The dramatic electoral and economic reforms carried out by former general President Thein Sein in tandem with opposition leader Daw Suu Kyi have made Myanmar a respected ASEAN member that is increasingly embraced by other nations, including the US and European Union.

ASEAN’s experience with Myanmar also points to the value of a grouping that could exert collective influence in a positive way. The countries engaged with the ROK and the DPRK in the de-nuclearisation talks might not belong to a cohesive group, but they could nevertheless exert some influence on the separated twins on their future. True, both of them have always viewed re-unification as a family affair that outsiders should not interfere in.

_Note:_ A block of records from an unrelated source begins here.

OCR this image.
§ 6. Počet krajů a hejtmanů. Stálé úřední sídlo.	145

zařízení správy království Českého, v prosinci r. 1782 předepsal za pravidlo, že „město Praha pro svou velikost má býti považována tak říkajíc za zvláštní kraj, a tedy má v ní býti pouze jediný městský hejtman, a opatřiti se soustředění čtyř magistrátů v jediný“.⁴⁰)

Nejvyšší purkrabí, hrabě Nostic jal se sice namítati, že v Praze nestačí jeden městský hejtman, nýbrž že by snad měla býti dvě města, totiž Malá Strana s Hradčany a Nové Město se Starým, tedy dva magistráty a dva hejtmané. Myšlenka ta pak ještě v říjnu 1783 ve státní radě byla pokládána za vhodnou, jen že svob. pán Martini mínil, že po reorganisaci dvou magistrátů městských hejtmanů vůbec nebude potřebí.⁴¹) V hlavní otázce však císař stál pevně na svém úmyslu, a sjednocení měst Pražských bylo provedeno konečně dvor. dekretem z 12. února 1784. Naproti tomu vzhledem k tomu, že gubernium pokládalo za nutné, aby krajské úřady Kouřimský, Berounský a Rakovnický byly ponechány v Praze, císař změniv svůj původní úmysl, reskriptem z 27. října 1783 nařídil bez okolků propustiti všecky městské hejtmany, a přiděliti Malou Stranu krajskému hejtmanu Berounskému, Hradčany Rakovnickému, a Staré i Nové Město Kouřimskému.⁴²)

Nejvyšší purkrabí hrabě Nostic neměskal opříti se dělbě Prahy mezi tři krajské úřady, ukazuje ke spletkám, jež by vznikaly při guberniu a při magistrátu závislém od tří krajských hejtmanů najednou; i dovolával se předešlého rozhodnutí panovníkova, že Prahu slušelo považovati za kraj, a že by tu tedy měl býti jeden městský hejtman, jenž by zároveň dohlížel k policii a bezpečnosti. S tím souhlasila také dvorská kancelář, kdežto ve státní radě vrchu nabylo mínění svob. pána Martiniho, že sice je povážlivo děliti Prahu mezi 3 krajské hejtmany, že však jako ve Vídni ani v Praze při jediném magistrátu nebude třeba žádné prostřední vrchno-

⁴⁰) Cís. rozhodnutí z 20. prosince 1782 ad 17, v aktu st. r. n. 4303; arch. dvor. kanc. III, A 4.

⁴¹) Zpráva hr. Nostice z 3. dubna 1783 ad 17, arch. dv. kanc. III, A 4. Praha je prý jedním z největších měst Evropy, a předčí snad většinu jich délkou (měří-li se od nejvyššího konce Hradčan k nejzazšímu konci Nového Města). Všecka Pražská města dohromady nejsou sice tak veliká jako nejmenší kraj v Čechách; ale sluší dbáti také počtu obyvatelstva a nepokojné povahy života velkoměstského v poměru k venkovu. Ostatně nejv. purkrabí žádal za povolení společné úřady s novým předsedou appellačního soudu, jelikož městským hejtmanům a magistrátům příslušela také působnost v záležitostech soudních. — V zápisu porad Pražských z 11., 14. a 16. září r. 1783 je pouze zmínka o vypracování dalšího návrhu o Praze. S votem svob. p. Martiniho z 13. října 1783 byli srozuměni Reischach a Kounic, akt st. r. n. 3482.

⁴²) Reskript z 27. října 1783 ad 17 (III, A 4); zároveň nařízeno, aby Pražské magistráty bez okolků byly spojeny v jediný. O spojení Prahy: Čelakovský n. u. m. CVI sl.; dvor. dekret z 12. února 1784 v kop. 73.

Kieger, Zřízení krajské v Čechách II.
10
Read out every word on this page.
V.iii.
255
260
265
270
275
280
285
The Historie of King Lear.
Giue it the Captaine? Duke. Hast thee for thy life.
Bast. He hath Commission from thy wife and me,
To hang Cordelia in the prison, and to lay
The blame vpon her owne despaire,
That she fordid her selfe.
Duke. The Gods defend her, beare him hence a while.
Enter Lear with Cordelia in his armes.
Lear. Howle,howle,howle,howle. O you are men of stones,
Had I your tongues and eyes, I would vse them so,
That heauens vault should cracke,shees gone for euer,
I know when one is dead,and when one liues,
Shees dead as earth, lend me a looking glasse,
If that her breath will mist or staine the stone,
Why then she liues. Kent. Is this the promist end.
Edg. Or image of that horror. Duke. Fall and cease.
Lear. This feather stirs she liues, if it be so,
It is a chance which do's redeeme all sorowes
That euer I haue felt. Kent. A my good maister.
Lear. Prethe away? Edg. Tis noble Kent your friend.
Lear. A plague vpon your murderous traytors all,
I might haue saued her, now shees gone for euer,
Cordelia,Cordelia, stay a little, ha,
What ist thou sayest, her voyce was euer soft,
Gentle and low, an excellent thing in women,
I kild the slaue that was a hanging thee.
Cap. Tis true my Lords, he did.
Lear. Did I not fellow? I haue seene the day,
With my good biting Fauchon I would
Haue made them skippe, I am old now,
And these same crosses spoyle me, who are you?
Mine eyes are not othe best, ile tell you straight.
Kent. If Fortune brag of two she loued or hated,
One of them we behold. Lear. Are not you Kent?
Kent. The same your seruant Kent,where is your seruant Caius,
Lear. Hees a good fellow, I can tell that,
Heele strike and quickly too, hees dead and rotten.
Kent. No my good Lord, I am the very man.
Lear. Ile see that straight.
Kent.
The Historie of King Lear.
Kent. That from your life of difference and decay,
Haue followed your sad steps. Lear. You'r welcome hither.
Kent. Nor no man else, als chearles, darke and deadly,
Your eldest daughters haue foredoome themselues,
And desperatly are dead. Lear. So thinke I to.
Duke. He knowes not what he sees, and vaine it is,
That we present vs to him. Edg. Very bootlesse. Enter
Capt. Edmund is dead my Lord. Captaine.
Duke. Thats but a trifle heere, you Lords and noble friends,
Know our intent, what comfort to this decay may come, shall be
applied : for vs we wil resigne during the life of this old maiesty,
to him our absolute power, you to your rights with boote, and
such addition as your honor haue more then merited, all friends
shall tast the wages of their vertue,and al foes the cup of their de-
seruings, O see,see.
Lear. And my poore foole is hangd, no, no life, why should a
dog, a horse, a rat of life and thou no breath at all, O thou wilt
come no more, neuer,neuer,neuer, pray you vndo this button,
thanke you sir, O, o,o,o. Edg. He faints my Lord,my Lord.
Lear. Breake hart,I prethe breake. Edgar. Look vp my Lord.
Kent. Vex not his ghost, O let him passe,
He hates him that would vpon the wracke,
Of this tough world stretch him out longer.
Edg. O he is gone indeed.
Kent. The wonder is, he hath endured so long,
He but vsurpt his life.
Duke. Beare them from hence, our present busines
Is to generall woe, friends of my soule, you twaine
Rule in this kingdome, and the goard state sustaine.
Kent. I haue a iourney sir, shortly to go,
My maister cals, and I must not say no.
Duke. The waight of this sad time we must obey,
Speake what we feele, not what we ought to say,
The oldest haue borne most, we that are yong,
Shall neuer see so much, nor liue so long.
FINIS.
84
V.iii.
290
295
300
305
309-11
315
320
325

Putting his people on notice, President Lee Myung-bak, who disavowed the Sunshine Policy for one based on quid pro quo, had mooted the idea of a unification tax. However, some political analysts have a changing perspective that the humongous price South Korea would have to fork out for immediate relief and long-term reconstruction for North Korea might merit getting the international community to be involved in handing the difficult and complex re-unification process.

In other words, the weight of international opinion plus possible aid and assistance offers a new equation into peaceful re-unification that could only be a plus for all interested parties. One alternative scenario is a horrendous war involving the use of nuclear and chemical weapons by North Korea targeting the US forces. Another scenario, according to analysts is regime collapse. Indeed, the US is said to have an operational plan to deal with a full or partial collapse of the DPRK regime that might trigger a war.

The fear of a power struggle following Kim Jong-il’s death in December 2011 leading to a dynastic collapse did not happen – to much relief. His son Jong-un assumed his mantle without the benefit of the two-decade long grooming that the senior Kim had. Hence, the uncertainty over how DPRK will pan out in the immediate future.

Residents dressed in traditional clothes stand at the port before the opening ceremony of the cross-border railway connecting Rajin to Hasan of Russia in Rason, North Korea Sept. 22, 2013. (Photo: Xinhua/NEWSis)

No cultural shock

The peaceful re-unification scenario may come about, some say, if generals in the North decided it would be in their best interest to work with business tycoons in the South like Kim Jong-il did with Hyundai and other chaebols.

There is a catch here. Kim Jong-un would have to go along with his generals. But would he cede his power without a fight? The young leader is just starting out and may be more game for new ways of doing things.

Tapping into this IT savvy outlook, Seoul could engage him more on the technology level. In seeking to open doors in the North, Hyundai corporate founder Chung Ju-yung had symbolically driven 500 heads of cattle across the border to Pyongyang.

In emulating his feat, someone like says his Samsung counterpart may want to deliver 5,000 sets of computers for the students in North Korea. Myanmar’s drive for democracy would not have taken off without its students and other citizens embracing and defending freedom and human rights.

With better access to the Internet and social media, the younger generation in DPRK would get to learn more about how their counterparts down south live, work and play. In doing so, they would have a longer lead time to adjust to living together with their blood relations under one roof, as it were. Then they would not suffer a cultural shock!